Oooh, very nice! I like that plywood, it looks cool


----------



## Saderath (Jan 1, 2013)

Well done!


----------



## bigron (Nov 29, 2012)

very nice shooter


----------



## funkysod (May 2, 2013)

Sweet looking sling!


----------



## Bob Fionda (Apr 6, 2011)

Nice work, excellent!


----------



## dan ford (May 13, 2013)

very nice !


----------



## e~shot (Jun 3, 2010)

Nicely done. looks fantastic!


----------



## bullseyeben! (Apr 24, 2011)

Looks fantastic! Great work.


----------



## Can-Opener (May 11, 2013)

Came out very nice. Good job!


----------



## quarterinmynose (Jan 21, 2012)

Super nice job you did here. Heck yes.


----------



## Mr.Teh (Feb 28, 2012)

Spectraply looks great, very nice result :thumbsup:


----------



## Ravensbull (Apr 12, 2013)

Awesome job! Especially being your first makes it even more exceptional! Very cool choice of Spectraply color too. Hunting muskrat..? Now that's sorta funny.. Heard they're good eating with glands removed! If you wait for prime fur though they were selling for $8-13 I believe on last year's fur auctions. Just a thought if you have the resources. Good luck n have fun with that pretty shooter!!!


----------



## AhnkoChee (Mar 27, 2013)

Purdy nice! :thumbsup:


----------



## Claudio (Nov 7, 2012)

Good work wildernessman!


----------



## Dr J (Apr 22, 2013)

Outstanding job, I wish you hours of enjoyable shooting with it.


----------



## dannytsg (Jun 16, 2013)

Very nice work. I love working with dymondwood etc


----------



## wildernessman (May 5, 2013)

Ravensbull said:


> Awesome job! Especially being your first makes it even more exceptional! Very cool choice of Spectraply color too. Hunting muskrat..? Now that's sorta funny.. Heard they're good eating with glands removed! If you wait for prime fur though they were selling for $8-13 I believe on last year's fur auctions. Just a thought if you have the resources. Good luck n have fun with that pretty shooter!!!

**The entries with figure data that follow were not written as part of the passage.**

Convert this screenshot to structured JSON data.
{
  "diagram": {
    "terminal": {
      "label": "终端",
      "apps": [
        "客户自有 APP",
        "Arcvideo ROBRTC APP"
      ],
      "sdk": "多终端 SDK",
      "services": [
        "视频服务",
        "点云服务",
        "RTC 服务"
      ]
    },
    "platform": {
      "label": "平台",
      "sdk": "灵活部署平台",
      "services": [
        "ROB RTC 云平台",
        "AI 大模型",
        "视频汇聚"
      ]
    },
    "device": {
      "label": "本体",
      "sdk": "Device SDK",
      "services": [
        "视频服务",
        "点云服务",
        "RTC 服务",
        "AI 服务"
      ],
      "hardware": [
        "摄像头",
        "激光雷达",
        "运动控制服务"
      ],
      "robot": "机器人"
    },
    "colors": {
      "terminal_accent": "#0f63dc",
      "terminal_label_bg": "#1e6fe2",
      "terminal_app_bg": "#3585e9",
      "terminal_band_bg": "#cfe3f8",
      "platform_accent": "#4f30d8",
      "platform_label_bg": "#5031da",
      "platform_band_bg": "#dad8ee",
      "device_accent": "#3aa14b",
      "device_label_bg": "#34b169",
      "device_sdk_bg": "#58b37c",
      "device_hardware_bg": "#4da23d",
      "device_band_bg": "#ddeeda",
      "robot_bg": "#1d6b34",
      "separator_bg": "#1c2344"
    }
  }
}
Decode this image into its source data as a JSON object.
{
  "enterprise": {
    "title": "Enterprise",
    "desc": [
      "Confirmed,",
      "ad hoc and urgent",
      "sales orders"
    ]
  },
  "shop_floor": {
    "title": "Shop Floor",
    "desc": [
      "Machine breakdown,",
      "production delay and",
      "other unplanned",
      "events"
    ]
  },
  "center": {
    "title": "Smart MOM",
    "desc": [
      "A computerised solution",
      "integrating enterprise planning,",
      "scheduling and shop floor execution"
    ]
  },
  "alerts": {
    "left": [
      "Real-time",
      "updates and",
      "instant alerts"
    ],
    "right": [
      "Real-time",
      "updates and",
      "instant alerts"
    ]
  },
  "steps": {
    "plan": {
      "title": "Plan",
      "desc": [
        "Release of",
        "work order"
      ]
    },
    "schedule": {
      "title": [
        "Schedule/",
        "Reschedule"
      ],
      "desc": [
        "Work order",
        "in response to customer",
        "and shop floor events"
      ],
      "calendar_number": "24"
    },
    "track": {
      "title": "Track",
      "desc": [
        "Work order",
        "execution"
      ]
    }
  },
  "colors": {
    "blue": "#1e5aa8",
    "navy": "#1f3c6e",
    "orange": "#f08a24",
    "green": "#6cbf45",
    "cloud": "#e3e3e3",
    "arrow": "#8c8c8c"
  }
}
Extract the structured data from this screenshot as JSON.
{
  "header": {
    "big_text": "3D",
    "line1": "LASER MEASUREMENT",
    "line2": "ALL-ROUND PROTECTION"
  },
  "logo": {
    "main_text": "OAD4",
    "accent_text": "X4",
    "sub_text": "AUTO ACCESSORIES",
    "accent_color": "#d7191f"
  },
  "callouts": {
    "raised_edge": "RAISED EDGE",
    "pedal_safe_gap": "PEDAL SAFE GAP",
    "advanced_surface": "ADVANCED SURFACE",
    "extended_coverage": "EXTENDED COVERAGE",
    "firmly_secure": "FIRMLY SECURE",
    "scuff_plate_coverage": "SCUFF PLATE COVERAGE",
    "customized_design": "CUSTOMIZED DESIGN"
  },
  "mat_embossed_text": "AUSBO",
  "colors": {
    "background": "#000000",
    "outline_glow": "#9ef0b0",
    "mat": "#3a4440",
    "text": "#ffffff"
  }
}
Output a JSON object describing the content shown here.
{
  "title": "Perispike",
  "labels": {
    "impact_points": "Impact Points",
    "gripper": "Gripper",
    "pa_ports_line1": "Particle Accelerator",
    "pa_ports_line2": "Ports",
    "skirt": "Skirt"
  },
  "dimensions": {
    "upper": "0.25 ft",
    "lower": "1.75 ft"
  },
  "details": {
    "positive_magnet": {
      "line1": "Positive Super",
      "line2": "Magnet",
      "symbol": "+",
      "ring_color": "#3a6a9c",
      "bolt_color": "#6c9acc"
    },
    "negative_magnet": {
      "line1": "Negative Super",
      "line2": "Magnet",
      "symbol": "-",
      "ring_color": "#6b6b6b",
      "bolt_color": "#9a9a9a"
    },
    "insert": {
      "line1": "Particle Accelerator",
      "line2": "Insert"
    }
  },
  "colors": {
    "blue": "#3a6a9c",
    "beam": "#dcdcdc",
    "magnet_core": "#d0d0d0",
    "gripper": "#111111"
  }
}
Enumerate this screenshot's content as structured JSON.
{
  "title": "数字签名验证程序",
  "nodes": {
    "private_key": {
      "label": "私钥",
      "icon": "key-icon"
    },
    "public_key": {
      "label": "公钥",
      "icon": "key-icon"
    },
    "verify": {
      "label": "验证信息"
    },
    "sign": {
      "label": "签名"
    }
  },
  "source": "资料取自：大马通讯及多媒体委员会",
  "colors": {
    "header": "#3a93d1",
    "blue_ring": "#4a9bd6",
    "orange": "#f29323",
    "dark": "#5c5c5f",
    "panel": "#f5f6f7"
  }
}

here in slovenija we had long winter and muscart still have perfect hide...that this weekend i had luck and made my first kill. But this is not muscart but nutria. Now im going to tan this hide and make a pouch for ammo )


----------



## wildernessman (May 5, 2013)

Thank you guys...maybe anyone had an idea where can i buy some spectraply wood in different colours? (green, red, blue, black, brown,...)


----------



## Dayhiker (Mar 13, 2010)

I think SimpleShot.com has some small pieces. That's a jewel of a slingshot you made!


----------



## flippinout (Jul 16, 2010)

Simple shot should have at least five new colors within the next week. Check in under the 'DIY' section of the store.


----------